I had heard before that prize bond draws were manipulated, but there
was no way of proving this. But in the Rs. 15000 prize bond draw (no.
45) held in Peshawar on 3rd January 2011, there is circumstantial
evidence that this is indeed true.
In that draw, three consecutive numbers (018845, 018846 & 018847) won
prizes. The first prize (Rs. 3 crore) went to number 018847, the
second prize (Rs. 1 crore) went to 018846 (along with two other
numbers), while 018845 was one of the numbers winning the third prize
of Rs. 185,000.
According to the law of probability, the chance of a particular number
being drawn at random from 1,700 numbers is one in 1,700. (A total of
1,700 prizes is awarded in each draw). For two particular numbers
being drawn from the same lot of 1,700, the probability is one in
2,890,000. But for three particular numbers to be drawn, the
probability rises to one in 4,913,000,000. Put in simpler terms, what
happened is a miracle. For this to have happened, 4.913 billion draws
would have to be held. In short, it could have happened only once in
1.28 billion years (since there are four draws of Rs. 15,000 bonds
held every year).
Now you don’t have to be a certified moron to guess what happened.

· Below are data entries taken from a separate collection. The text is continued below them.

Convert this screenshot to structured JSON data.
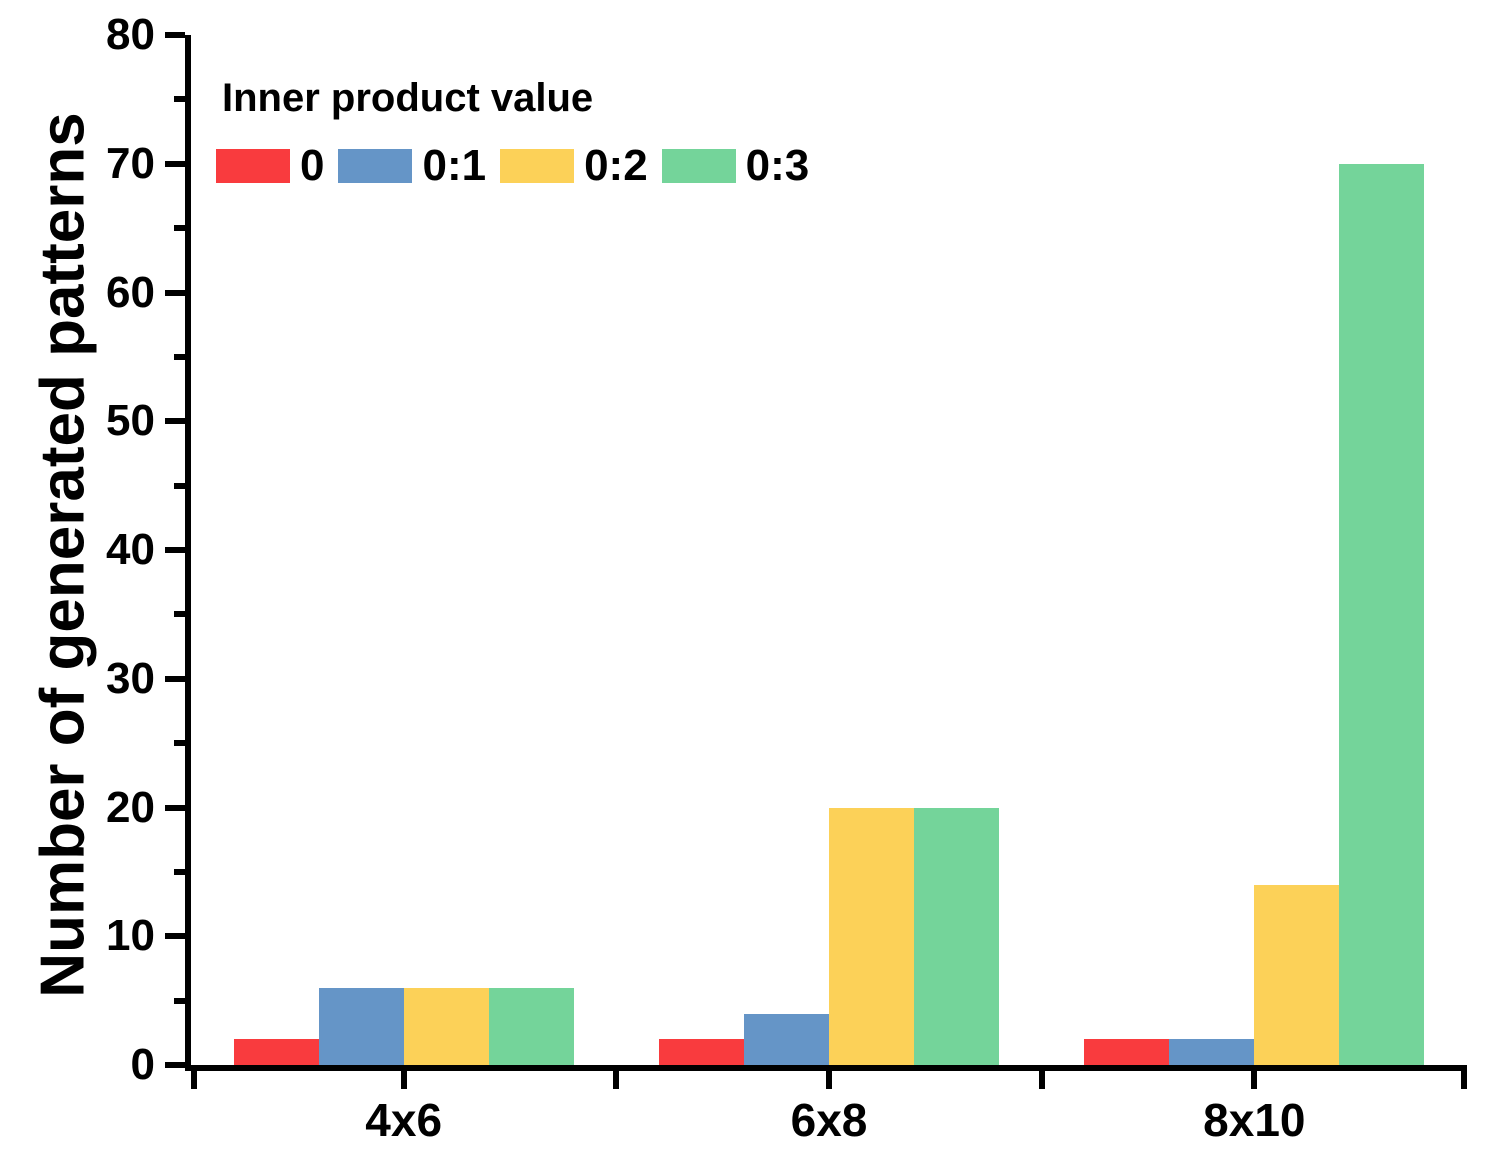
{
  "chart_data": {
    "type": "bar",
    "title": "",
    "xlabel": "",
    "ylabel": "Number of generated patterns",
    "categories": [
      "4x6",
      "6x8",
      "8x10"
    ],
    "series": [
      {
        "name": "0",
        "color": "#F93B3E",
        "values": [
          2,
          2,
          2
        ]
      },
      {
        "name": "0:1",
        "color": "#6595C7",
        "values": [
          6,
          4,
          2
        ]
      },
      {
        "name": "0:2",
        "color": "#FCD158",
        "values": [
          6,
          20,
          14
        ]
      },
      {
        "name": "0:3",
        "color": "#74D49A",
        "values": [
          6,
          20,
          70
        ]
      }
    ],
    "ylim": [
      0,
      80
    ],
    "y_major_tick_step": 10,
    "y_minor_tick_step": 5,
    "grid": false,
    "axis_color": "#000000",
    "legend": {
      "title": "Inner product value",
      "position": "top-left"
    }
  }
}
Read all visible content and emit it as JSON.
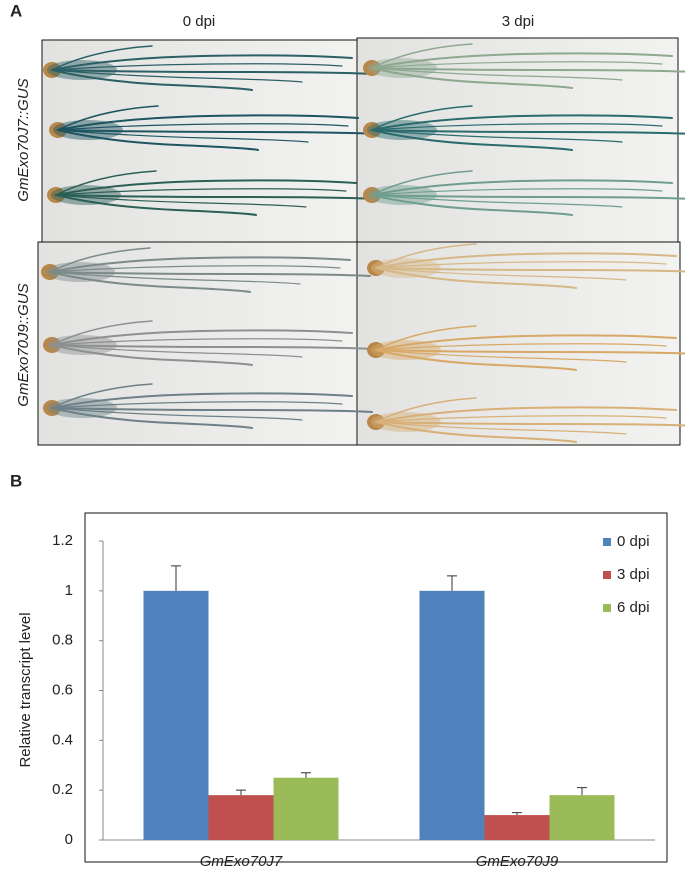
{
  "panel_a": {
    "label": "A",
    "columns": [
      "0 dpi",
      "3 dpi"
    ],
    "rows": [
      "GmExo70J7::GUS",
      "GmExo70J9::GUS"
    ]
  },
  "panel_b": {
    "label": "B"
  },
  "chart_data": {
    "type": "bar",
    "ylabel": "Relative transcript level",
    "categories": [
      "GmExo70J7",
      "GmExo70J9"
    ],
    "series": [
      {
        "name": "0 dpi",
        "color": "#4f81bd",
        "values": [
          1.0,
          1.0
        ],
        "errors": [
          0.1,
          0.06
        ]
      },
      {
        "name": "3 dpi",
        "color": "#c0504d",
        "values": [
          0.18,
          0.1
        ],
        "errors": [
          0.02,
          0.01
        ]
      },
      {
        "name": "6 dpi",
        "color": "#9bbb59",
        "values": [
          0.25,
          0.18
        ],
        "errors": [
          0.02,
          0.03
        ]
      }
    ],
    "ylim": [
      0,
      1.2
    ],
    "yticks": [
      0,
      0.2,
      0.4,
      0.6,
      0.8,
      1,
      1.2
    ],
    "grid": false,
    "legend": "top-right"
  }
}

Someone who owned each of the three prize bonds paid the computer
operator to ensure that the three numbers would be drawn. In that
case, he earned Rs. 40,185,000 (part of which went to the computer
operator). But there is another frightening possibility. There are
eight series in the Rs. 15,000 prize bond category (each containing
the winning numbers). What if only one person had all the 24 bonds in
existence bearing the three numbers? He would then be richer by Rs.
321,480,000 (over Rs. 32 crores).
In this case, one cannot deny the
possibility of government functionaries being involved. And if you
consider that there are prize bond draws of other denominations held
many times every year, there must be many such scams taking place.